Altra cosa: è iniziata la corsa a sindaco/governatore di Tokyo. Koike, l’attuale, è in vantaggio per l’ottima gestione della crisi Covid, delle olimpiadi, etc. È una figura importante nella politica Giapponese e non basterebbe un libro per spiegarla. Ad ogni modo contro di lei ci sono altri gareggianti dalle poche speranze. Un ‘populista’ alla Giapponese che chiede la cancellazione dei giochi e l’uso dei fondi per aiutare le persone, come se i fondi per le olimpiadi andassero al macero e non per pagare cose e persone. Vabbè. C’è anche un candidato ‘divertente’: è del partito per salvaguardare la popolazione dalla NHK (che è la Rai Giapponese).

Myanmar

Myanmar e Corea del Sud hanno iniziato i lavori per la costruzione di un complesso industriale poco fuori Yangoon. Costa 110 milioni ed è praticamente tutto sulle spalle dei coreani. I lavori dureranno 5 anni e produrranno, tra le altre cose, abbigliamento. Una mossa tattica enorme per la Corea.

Malesia

Indovinate un po’? Continua la saga politica, per lo più dell’opposizione ora. Dr M., ex primo ministro 94enne, è stato cacciato dal suo partito che ha formato un nuovo governo. Lui ha fatto appello legale e lo ha perso. Chi debba guidare l’opposizione tra lui e Anwar Ibrahim non è ancora chiaro.

Singapore

E siccome Malesia e Singapore vanno ad elezioni quasi assieme, anche a Singapore si parla delle elezioni e di come svolgere la campagna in fase 2 (fondamentalmente comizi televisivi): sei pagine, sei. Ma vi dico anche come andranno a finire ste benedette elezioni a Singapore che sono la via per la “next generation leadership” e che vedranno il primo ministro lasciare il posto. Vincerà il PAP al governo. Vince sempre. E vista la situazione del paese a ben donde.

Indonesia

Mentre cresce il disappunto per la condanna degli attivisti papuani, la popolosa nazione prende un posto nel ECOSOC, un’unità delle Nazioni Unite per la cooperazione e sviluppo. Seggio asiatico-pacifico. Gli altri sono andati a Giappone e Isole Salomone. Un appunto: per l’Africa un seggio è andato alla Libia. Vabbè.

Thailandia

La banca centrale ha deciso di puntare dritto sui pagamenti digitali tramite una digital currency.

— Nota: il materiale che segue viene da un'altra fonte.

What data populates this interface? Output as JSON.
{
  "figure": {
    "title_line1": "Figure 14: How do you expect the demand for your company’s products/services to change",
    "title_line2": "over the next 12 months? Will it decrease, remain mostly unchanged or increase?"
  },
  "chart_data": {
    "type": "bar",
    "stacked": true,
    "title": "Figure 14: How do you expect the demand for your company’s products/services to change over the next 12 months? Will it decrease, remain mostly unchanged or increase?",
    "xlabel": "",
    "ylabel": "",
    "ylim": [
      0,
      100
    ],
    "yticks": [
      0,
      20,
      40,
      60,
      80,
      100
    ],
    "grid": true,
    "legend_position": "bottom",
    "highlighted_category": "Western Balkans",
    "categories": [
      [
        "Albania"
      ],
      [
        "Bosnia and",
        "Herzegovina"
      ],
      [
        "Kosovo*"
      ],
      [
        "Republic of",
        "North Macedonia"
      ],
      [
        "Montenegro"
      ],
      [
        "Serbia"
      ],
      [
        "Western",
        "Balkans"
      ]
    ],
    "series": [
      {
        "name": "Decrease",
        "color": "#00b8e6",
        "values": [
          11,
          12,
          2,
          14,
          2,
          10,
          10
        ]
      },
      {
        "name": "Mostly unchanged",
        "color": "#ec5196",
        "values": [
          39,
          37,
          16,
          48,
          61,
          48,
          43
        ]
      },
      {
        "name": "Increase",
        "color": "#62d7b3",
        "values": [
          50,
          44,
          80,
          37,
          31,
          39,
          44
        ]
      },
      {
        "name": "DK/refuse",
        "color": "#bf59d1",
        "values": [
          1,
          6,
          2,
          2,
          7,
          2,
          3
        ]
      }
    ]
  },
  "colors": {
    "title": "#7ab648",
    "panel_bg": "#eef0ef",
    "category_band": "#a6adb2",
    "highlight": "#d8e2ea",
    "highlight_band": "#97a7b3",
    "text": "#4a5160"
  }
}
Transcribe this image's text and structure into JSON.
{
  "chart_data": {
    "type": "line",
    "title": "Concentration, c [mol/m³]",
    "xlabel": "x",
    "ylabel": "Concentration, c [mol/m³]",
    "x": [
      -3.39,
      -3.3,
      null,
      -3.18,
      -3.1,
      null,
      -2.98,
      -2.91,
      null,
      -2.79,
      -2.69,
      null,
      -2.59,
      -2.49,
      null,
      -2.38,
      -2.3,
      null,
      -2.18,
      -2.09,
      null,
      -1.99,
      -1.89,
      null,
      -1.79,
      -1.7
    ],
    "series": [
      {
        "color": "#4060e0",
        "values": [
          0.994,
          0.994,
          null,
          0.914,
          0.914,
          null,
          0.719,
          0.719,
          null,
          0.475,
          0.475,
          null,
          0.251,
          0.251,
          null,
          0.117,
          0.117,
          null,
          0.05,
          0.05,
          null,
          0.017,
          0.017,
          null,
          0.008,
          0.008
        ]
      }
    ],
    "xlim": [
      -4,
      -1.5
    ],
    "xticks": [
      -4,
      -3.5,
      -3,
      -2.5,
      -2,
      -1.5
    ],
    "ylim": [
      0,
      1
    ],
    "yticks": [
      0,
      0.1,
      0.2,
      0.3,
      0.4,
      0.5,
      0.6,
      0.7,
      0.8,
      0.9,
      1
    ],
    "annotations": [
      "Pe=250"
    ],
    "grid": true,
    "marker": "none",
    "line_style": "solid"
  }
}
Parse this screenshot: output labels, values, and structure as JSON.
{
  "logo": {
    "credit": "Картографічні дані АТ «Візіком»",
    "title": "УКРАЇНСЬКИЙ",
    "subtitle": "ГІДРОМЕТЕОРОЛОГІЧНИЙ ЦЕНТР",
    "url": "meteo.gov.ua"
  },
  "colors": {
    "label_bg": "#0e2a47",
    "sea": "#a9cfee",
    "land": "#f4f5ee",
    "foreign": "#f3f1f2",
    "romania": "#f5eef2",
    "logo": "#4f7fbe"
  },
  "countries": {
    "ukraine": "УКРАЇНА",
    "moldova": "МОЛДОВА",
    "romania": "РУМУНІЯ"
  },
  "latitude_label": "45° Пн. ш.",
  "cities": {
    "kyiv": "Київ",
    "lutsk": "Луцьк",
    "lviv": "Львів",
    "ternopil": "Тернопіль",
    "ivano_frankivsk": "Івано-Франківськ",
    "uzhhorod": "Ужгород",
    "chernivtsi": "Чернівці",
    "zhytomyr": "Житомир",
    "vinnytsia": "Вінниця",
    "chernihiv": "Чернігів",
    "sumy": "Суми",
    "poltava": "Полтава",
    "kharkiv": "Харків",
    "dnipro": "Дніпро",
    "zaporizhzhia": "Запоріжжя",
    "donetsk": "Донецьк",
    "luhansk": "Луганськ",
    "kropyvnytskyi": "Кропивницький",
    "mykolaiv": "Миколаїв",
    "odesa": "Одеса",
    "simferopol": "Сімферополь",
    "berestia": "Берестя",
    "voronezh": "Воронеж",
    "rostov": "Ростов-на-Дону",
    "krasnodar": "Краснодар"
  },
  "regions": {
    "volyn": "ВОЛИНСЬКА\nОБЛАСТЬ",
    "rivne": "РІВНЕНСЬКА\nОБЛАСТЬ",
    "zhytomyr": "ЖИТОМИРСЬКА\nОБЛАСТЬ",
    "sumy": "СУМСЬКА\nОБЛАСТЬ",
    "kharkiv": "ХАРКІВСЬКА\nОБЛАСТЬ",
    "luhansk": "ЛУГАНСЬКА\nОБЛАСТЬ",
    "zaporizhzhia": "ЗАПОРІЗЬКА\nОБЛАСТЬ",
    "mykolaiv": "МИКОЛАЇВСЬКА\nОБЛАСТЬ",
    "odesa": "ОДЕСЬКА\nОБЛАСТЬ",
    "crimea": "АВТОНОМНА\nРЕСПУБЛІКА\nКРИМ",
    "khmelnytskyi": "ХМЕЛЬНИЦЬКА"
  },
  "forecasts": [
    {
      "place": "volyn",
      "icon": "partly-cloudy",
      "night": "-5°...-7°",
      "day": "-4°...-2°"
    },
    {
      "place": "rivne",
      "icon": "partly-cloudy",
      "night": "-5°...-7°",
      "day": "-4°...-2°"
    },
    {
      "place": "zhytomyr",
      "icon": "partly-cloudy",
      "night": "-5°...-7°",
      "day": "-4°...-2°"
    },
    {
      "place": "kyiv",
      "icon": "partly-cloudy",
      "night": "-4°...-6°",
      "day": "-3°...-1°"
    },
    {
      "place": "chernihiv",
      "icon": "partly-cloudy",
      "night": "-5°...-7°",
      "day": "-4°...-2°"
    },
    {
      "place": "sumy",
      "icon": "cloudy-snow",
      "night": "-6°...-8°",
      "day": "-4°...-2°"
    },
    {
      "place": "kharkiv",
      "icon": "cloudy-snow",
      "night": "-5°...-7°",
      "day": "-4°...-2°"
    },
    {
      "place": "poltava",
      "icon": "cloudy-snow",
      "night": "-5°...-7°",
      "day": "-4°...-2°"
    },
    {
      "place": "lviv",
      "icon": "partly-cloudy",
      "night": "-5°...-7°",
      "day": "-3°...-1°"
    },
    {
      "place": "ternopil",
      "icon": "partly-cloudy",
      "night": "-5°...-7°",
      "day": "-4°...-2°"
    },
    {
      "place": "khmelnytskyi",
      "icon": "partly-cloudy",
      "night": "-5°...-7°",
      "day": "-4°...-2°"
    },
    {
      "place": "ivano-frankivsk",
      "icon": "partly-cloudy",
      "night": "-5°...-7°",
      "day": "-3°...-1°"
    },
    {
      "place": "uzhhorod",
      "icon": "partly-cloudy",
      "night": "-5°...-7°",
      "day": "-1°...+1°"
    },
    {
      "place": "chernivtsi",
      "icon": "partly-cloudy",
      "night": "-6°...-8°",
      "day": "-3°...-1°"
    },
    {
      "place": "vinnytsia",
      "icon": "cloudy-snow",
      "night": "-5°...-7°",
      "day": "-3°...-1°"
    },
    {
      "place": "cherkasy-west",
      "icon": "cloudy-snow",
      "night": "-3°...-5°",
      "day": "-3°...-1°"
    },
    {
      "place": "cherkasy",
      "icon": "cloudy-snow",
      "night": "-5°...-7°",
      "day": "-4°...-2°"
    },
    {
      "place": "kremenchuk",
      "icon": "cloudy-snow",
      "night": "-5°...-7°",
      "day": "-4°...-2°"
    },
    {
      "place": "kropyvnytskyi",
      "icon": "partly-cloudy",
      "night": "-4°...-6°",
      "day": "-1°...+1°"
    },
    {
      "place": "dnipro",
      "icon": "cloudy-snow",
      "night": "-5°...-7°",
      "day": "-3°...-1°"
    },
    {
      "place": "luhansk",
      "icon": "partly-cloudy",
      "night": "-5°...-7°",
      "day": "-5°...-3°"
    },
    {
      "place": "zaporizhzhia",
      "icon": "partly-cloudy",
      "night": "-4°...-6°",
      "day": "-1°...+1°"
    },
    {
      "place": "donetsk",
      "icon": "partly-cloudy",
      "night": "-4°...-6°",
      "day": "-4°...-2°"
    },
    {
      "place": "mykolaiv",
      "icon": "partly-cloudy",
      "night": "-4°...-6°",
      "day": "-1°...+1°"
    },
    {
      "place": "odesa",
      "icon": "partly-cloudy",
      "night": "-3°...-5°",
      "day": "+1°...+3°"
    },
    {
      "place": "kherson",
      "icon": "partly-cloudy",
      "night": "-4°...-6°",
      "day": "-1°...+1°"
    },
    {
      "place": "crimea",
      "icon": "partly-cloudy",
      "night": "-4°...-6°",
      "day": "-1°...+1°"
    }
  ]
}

È un passo enorme di innovazione in un periodo duro ma perfetto per dei cambi significativi.
Nota finale Oceanica…. altro cyber attacco alle istituzioni australiane. Si rumoreggia che sia stato effettuato dai soliti gruppi militari cinesi. Quanto ci sia di vero o falso nell’identificazione dei gruppi di hacker. Boh: è tutta politica.